# Optimisation

To find the maximum or minimum values of a function, we would usually draw the graph in order to see the shape of the curve. Now, using our knowledge from differentiation, we can find these greatest and least values of a function without plotting the graph in a given interval.

## Example 1

A rectangle ABCD measures 7 units by 11 units, as shown.

E lies on BC $$x$$ units from B.

F lies on CD $$2x$$ units from C.

1. Show that the area, A units2, of the shaded region is given by $$A = {x^2} - \frac{{11}}{2}x + \frac{{77}}{2}$$
2. Find the value of $$x$$ for which the shaded area is least

### Solution

1. In order to find the shaded area, we would need to find the area of the rectangle then subtract the areas of the surrounding triangles.

$Are{a_{rectangle}} = \text{length} \times \text{breadth}$

$= 11 \times 7$

$= 77unit{s^2}$

$Are{a_{FCE}} = \frac{1}{2}bh$

$= \frac{1}{2} \times 2x \times (7 - x)$

$= x(7 - x)unit{s^2}$

$Are{a_{ABE}} = \frac{1}{2}bh$

$= \frac{1}{2} \times 11 \times x$

$= \frac{{11}}{2}x\,unit{s^2}$

$Are{a_{DFE}} = \frac{1}{2}bh$

$= \frac{1}{2} \times 7 \times (11 - 2x)$

$= \frac{7}{2}(11 - 2x)\,unit{s^2}$

$= 77 - (x(7 - x)) - \frac{{11}}{2}x - \left( {\frac{7}{2}(11 - 2x)} \right)$

$= 77 - 7x + {x^2} - \frac{{11}}{2}x - \frac{{77}}{2} + 7x$

$= {x^2} - \frac{{11}}{2}x + \frac{{77}}{2}\,unit{s^2}$

2. In order to find the least value of $$x$$, we need to find which value of $$x$$ gives us a minimum turning point.
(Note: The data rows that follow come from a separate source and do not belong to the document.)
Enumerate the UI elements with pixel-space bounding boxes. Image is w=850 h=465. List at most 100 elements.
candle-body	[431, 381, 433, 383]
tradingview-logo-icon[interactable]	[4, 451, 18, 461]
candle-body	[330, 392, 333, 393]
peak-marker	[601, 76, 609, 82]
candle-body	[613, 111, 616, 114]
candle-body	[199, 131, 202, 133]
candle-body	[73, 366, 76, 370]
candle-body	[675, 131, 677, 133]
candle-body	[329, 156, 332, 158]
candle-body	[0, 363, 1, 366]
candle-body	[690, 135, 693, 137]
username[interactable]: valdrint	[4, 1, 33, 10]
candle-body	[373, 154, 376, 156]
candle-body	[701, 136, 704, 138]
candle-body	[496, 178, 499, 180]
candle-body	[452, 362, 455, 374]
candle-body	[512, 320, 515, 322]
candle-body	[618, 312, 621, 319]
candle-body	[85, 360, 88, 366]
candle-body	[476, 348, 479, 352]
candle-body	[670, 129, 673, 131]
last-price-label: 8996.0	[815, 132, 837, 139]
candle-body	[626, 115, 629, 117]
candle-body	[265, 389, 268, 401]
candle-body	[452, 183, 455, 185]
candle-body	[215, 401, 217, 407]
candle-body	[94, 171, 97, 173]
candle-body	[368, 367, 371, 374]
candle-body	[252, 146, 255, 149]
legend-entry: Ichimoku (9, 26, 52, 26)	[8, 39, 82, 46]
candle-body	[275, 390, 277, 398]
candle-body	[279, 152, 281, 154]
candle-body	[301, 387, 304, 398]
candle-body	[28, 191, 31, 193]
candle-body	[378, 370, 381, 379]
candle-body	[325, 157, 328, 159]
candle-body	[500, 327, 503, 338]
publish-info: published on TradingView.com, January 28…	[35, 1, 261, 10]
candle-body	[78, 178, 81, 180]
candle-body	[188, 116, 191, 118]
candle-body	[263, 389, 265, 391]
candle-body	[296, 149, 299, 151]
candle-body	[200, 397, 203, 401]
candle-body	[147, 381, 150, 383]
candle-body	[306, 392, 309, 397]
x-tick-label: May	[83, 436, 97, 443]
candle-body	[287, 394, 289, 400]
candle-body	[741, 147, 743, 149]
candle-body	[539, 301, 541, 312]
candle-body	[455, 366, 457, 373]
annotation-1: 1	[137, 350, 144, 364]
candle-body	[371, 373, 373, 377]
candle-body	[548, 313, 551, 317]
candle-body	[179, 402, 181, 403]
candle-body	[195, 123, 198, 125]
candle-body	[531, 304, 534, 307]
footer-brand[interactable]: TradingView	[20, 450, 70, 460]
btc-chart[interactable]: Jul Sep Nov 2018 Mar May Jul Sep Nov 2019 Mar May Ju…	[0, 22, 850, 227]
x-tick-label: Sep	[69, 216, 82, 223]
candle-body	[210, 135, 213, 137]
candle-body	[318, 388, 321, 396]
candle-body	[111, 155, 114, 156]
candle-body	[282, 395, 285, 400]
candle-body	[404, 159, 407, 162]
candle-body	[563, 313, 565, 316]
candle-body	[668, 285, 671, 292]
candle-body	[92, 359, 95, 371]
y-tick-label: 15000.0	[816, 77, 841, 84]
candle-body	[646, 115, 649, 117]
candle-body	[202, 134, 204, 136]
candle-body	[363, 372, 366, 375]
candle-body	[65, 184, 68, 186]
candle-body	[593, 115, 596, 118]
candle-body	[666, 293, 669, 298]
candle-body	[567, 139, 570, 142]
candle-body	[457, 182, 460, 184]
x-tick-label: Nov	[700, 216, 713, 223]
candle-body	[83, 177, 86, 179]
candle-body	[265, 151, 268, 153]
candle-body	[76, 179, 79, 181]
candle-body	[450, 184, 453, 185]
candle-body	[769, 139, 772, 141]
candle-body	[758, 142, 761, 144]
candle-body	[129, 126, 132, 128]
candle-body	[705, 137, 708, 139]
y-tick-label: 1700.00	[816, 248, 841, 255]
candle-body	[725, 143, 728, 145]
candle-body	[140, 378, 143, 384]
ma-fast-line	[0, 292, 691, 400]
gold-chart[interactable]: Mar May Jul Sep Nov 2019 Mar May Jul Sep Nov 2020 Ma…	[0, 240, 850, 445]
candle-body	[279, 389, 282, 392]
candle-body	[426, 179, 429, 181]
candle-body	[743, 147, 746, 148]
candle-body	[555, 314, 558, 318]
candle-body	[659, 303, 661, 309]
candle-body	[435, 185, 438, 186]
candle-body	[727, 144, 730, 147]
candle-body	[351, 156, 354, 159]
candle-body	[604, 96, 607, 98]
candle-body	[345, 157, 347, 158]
Therefore we need to differentiate and solve to find $$x$$, then find the nature in order to prove a minimum.

$A(x) = {x^2} - \frac{{11}}{2}x + \frac{{77}}{2}$

$A\textquotesingle(x)=2x-\frac{{11}}{2}$

Stationary points occur when $$\frac{{dy}}{{dx}} = 0$$.

$2x - \frac{{11}}{2} = 0$

$4x - 11 = 0$

$4x = 11$

$x = \frac{{11}}{4}$

### Nature

$$\frac{{dy}}{{dx}} = 2(2) - \frac{{11}}{2} = - \frac{3}{2}$$ (negative)

$$\frac{{dy}}{{dx}} = 2\left( {\frac{{11}}{4}} \right) - \frac{{11}}{2} = 0$$ (stationary)

$$\frac{{dy}}{{dx}} = 2(3) - \frac{{11}}{2} = \frac{1}{2}$$ (positive)

Therefore the surface area would be least when $$x = \frac{{11}}{4}$$.